See you in the gloom again next week.

-Daisy

When did we sign up to Q?

Squid and I were ambushed (notified) this past Wednesday, that we had signed up to Q our first Stonehendge.  Not sure we ever agreed to sign up, but Mr. Bean swore we did.  I think we got hoodwinked.

Mosey over to the end of Brixham Hill Ave and circle up in the parking lot.  Disclaimer given and some COP:

COP:

20 SSH

20 IW

20 Merkin

The Thang:

Run around the first row of parking spaces around the buildings, with 20 merkins at each speedbump.  80 total.  Plank waiting for six.  40 LBCs OYO.

Run around the second row of parking spaces, with 20 merkins at each speedhump.  80 total.  Plank waiting for six.  20 Flutters OYO.

Run around the third row of parking spaces, with 15 merkins at each speedhump.  90 total.  Head over to front of the buildings for the second half.

Squid had everyone take a break from the running, and dealt some COM.  The three exercises included: 10 side crunch on each side, 20 palms up half crunch, and 20 bent leg foot taps.  4 sets of each.

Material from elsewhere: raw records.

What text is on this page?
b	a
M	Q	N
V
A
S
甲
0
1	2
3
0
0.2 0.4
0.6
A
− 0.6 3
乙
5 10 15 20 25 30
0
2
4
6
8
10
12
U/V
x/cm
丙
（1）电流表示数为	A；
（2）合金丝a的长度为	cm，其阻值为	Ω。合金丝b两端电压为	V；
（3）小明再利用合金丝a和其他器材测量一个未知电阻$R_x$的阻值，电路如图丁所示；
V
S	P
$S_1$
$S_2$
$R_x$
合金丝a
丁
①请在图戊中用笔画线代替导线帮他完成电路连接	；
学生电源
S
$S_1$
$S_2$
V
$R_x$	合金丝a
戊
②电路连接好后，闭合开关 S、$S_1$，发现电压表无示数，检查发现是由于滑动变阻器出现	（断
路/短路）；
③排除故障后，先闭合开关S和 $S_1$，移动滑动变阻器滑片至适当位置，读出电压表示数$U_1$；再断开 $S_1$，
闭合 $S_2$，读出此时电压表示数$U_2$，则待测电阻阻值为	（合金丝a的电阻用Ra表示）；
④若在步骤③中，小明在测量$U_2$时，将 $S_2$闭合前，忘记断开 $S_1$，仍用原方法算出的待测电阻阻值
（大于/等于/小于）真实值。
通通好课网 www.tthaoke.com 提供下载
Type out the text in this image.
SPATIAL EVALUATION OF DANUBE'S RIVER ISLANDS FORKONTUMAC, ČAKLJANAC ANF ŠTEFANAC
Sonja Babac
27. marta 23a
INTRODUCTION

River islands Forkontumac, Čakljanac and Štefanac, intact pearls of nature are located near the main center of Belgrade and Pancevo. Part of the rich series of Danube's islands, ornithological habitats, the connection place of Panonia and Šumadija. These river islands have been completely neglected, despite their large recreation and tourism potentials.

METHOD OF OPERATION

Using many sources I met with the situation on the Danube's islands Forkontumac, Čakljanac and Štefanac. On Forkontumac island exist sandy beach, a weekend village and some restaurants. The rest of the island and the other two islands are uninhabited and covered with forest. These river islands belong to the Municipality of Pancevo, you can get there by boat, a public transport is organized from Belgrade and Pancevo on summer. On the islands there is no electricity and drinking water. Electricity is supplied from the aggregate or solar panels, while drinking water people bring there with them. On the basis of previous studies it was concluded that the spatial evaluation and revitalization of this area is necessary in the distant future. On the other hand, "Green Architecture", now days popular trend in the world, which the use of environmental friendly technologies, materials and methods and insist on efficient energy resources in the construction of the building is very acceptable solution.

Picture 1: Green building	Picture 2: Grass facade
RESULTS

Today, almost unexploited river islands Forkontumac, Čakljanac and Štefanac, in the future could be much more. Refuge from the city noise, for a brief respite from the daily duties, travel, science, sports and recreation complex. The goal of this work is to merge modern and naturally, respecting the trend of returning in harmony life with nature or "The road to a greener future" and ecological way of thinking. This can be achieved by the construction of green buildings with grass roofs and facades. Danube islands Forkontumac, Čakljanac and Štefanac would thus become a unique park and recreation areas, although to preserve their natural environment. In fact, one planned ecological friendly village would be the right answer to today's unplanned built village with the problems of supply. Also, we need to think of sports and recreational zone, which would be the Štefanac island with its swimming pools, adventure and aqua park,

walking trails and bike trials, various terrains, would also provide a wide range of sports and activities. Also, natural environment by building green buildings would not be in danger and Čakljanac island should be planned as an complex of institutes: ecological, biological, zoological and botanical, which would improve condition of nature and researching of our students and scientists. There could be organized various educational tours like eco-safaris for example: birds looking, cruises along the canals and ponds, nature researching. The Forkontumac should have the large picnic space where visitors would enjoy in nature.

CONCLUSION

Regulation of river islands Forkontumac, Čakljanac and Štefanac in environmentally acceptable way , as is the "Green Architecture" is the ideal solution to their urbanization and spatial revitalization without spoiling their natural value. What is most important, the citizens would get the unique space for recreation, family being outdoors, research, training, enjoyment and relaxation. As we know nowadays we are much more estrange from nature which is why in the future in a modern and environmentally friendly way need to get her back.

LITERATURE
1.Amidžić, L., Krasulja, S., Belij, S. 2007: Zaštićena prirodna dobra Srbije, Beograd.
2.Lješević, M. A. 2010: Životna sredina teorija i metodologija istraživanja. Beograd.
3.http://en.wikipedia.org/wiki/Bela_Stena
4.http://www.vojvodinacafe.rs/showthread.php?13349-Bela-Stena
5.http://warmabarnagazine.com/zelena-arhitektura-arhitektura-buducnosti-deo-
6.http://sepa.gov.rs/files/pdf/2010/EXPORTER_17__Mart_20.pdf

Then Squid handed out some gear for gear stations to bring some more pain.  A few PAX got scared and left because they couldn’t handle Squid’s workouts.  (Or they were going to Da Vinci to doubledown.  I’m not sure which it was).  Partner up, and find a station.  Stations included burpees, merkin on the hand bars, shoulder raises with 20lb dumbbells, jump rope, chest press with a large rock, tricep extensions with the rubber band, wrist curls, curls with the 35lb kettlebell.  Partner 1 run runs a lap around the center island, partner 2 performs station.  Flapjack.  Then move down a station.

Mosey back to the AO carrying all the gear.  People were fighting over the jumprope and rubber band to carry back, but Haggis took the rock and said he wanted race.  He ran faster with the rock then the Pax did empty handed.

Circle up for some more pain.  Gorilla squats, and some low slow squats.

Moleskin:

As expected there was a lot of mumble chatter.  That seems to happen a lot when I am on Q.  Either the PAX is trying to distract me because they are scared of the pain, or I can’t get no respect like Rodney Dangerfield.  It seems Strawberry is the ring leader every time.  For that, I instructed Strawberry to do twice as many merkins on the last lap, half jokingly.  For some reason Frehleys thought I was serious and did 30 at each speedbump.  He gets a lot of extra credit, but Strawberry gets all the blame.  However, Frehleys did have a hard time with my wife’s hand weights.  He was ashamed that she can handle the 20lb weights, and he couldn’t.  Keep working Frehleys.  You will get it one day.

Squid and I tried to mix it up from the usual workout so we hope the Pax enjoyed it.